Fans paying their respects to David Bowie at the Aladdin Sane mural in Brixton last night
I think I finally can summon up the emotional strength to write about the passing of David Bowie…but in truth I don’t really know what to write.
So I’ll start with something that happened in September 2014.
There was a bereavement in the family. I was in Finland at the time, looking for a place to hold a combined hen/stag do a few days before my wedding. Whilst approaching the venue that me and my wife would eventually make enquiries to, I got a call from the UK saying that a relative had died. Once the call finished, we stopped for a moment and, after a brief discussion to determine what we should do, decided to carry on. I paused for a moment, did the venue viewing, and then thought that that would be that.
Except it wasn’t quite so simple.
Once the ‘official business’ was done, I just wanted to be at home. For the remaining hour or so that I was out in town, I wanted to be in solitude. When I returned to my parents-in-law’s home, I hid myself away in a room for about two hours. I listened to Trouble Will Find Me by The National and spoke to a couple of friends online for comfort. That comfort is something I’m still very grateful for, alongside the support of my wife.
Now let’s talk about yesterday morning.
I woke up at around 7:30am, half-an-hour later than my alarm told me to. As I stumbled into the living room, my wife said to me that David Bowie was dead. I asked her to repeat that information. She did.
And then the next ten minutes was spent browsing the social networks and The Guardian, looking for confirmation and reaction. I wrote something off-the-cuff and posted it on Facebook. I then put on The Rise And Fall Of Ziggy Stardust And The Spiders From Mars and I thought: “Ok, let’s get ready for work.”
Except, as soon as the opening drum beats of Five Years began rising from the speakers, it wasn’t quite so simple.
I spent most of my time getting ready for the day ahead desperately holding back tears. Every euphoric refrain that I heard seemed bittersweet. The crescendo of Rock ‘n’ Roll Suicide was almost just too much to handle. I felt confused, disorientated…and deeply sad. That deep sadness followed me to work. A colleague said that I must have felt gutted. I sighed heavily, which perhaps spoke more volumes than any of the…I’m going to say fourteen words I uttered all morning. I was not pleasant company, I’d argue.

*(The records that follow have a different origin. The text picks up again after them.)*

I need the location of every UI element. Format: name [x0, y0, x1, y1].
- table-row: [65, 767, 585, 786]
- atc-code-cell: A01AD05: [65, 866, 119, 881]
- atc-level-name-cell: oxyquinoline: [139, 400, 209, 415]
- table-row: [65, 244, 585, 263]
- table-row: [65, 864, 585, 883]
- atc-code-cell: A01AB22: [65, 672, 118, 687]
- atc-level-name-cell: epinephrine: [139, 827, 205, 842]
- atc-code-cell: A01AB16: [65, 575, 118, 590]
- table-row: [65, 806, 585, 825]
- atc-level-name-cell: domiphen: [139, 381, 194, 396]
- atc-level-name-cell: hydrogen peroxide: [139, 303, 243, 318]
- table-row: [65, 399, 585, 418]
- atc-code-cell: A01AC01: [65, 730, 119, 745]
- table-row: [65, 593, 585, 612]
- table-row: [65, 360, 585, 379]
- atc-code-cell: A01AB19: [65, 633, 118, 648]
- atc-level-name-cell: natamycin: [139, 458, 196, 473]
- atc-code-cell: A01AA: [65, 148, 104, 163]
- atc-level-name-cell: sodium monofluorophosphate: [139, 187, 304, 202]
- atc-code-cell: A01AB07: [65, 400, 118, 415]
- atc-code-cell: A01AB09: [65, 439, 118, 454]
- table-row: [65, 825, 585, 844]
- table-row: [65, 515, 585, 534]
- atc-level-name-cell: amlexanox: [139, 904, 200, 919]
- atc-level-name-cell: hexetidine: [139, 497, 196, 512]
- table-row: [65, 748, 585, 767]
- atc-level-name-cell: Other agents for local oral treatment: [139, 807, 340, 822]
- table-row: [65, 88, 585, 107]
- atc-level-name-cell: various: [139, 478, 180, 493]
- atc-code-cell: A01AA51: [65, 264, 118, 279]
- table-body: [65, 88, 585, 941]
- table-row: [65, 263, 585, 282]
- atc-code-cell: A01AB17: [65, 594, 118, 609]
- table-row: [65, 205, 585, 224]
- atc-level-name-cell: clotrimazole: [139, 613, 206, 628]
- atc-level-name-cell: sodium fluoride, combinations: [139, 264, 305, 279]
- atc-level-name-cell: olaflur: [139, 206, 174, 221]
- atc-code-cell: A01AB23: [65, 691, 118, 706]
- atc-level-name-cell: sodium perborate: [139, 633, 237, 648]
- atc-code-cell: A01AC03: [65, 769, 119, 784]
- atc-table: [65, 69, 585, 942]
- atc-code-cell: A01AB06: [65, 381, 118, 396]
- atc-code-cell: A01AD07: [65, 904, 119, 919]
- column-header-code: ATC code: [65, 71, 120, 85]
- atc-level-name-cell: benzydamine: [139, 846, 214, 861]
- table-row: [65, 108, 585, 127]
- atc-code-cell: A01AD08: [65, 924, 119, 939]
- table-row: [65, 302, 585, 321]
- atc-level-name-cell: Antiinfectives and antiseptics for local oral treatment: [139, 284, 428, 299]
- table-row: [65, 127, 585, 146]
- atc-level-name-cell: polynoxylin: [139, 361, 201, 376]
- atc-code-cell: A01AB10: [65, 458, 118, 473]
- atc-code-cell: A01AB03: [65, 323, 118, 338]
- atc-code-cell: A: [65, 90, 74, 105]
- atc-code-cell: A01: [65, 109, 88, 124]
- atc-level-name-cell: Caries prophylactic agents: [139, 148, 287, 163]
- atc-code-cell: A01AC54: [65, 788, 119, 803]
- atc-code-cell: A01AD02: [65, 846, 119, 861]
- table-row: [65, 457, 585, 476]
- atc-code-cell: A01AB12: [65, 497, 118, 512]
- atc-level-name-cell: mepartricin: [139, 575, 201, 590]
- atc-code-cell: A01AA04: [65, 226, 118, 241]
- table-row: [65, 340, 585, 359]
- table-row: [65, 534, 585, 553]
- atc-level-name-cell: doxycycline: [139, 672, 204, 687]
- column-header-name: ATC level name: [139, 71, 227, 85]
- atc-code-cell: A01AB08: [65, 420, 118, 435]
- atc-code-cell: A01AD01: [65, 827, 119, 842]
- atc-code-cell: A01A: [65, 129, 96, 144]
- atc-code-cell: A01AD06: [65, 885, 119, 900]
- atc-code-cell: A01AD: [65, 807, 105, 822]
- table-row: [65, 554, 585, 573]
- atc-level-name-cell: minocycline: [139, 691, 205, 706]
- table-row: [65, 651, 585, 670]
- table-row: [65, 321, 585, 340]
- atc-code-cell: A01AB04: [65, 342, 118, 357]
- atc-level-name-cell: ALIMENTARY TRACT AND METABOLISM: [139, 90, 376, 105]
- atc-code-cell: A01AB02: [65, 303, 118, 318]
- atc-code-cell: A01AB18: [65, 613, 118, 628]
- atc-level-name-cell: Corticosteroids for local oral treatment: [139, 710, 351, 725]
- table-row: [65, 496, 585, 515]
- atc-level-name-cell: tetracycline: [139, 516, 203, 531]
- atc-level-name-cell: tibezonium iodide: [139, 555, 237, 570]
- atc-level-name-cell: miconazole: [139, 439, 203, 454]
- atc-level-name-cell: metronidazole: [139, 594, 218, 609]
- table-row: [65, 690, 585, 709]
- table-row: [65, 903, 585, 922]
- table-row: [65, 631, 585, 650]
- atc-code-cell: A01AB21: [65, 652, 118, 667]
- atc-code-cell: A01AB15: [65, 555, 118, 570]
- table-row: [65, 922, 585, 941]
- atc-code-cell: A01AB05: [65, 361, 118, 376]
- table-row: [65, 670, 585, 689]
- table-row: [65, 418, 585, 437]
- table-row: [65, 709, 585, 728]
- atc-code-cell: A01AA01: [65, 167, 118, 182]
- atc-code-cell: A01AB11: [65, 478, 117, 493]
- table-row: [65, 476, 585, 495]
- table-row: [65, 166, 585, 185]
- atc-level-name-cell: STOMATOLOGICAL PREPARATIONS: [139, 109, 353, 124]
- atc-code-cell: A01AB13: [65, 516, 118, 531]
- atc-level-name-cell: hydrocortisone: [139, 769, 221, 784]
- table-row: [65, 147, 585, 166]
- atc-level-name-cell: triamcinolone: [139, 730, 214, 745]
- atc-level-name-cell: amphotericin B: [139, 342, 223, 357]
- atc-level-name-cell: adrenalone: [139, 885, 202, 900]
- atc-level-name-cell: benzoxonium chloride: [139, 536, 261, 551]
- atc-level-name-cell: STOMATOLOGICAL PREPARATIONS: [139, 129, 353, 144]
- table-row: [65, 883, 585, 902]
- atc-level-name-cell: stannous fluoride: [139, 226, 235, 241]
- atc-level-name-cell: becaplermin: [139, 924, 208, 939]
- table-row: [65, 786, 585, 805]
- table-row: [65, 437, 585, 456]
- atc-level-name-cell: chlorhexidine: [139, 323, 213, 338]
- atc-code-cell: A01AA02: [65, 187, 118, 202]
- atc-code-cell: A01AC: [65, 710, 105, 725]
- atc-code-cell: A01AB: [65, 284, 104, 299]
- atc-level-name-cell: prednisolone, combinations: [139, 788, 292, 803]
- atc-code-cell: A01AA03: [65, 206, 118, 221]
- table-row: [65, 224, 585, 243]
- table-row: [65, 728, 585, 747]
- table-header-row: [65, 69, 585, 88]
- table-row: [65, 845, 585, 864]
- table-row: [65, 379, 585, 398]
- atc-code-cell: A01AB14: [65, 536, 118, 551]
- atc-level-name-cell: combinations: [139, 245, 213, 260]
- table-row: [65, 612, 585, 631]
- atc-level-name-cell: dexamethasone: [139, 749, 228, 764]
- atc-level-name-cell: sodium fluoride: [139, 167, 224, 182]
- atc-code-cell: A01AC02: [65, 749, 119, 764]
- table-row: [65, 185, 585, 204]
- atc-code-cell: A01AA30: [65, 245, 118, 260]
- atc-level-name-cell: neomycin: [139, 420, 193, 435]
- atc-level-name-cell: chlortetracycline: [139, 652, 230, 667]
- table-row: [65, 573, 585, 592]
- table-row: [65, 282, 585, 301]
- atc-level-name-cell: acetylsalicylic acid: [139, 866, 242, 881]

In my experiences of grief and mourning so far in life, it takes a good fifteen minutes to half-an-hour for the news to actually hit you. And when it hits you…it hurts. What was most surprising about the way I reacted to Bowie’s death was how I responded in a way that was similar to bereavement closer to home.
I think I know why that is. I think it’s because his music has slowly become indispensable to me. It’s hard to imagine a world without him.
There are several other bands that I absolutely adore with every fibre of my being. Radiohead, Nine Inch Nails, LCD Soundsystem, Arcade Fire, The National…all of them make songs that resonate with me in many different ways. For all of them, Bowie was a huge part of the equation. It’s no exaggeration to say that without him, my music tastes would be vastly different.
It is only recently that I have come to understand why that was the case. I have become obsessed with Aladdin Sane, Heroes and The Next Day in the same way that I became obsessed with In Rainbows, Sound Of Silver, Alligator, Reflektor and The Downward Spiral.
All of this made me very excited for Blackstar, which is phenomenal. There are many more weeks and months to go in 2016 but I bet that many artists won’t even touch the vital energy of that record. It’s captivating, spellbinding and, in true Bowie style, a little bit deranged and perplexing.
I even saw a photo on his official Facebook page over the weekend that seemed to show him in tremendous spirits. My heart fluttered. This presented an artist who was still enjoying life and approaching yet another creative gold rush.
And then, without warning, he’s suddenly gone.
Even after twenty-five albums, I feel as if we’ve been unfairly robbed of a man whose greatest achievements may well have been just around the corner. Maybe Blackstar is that career zenith. It’ll take weeks and months for me to find out. Even then, I’ll change my mind frequently.
And then I remember: “Holy shit, he’s released so much music. So much that can still be enjoyed for decades.” We all discover different things from music at different times. I hope that, as the years go on, that is true with his back catalogue.
So I look forward to the next few decades of listening to David Bowie. I mourn his death, but I also celebrate his work, and will continue to do so until I’m no longer able to.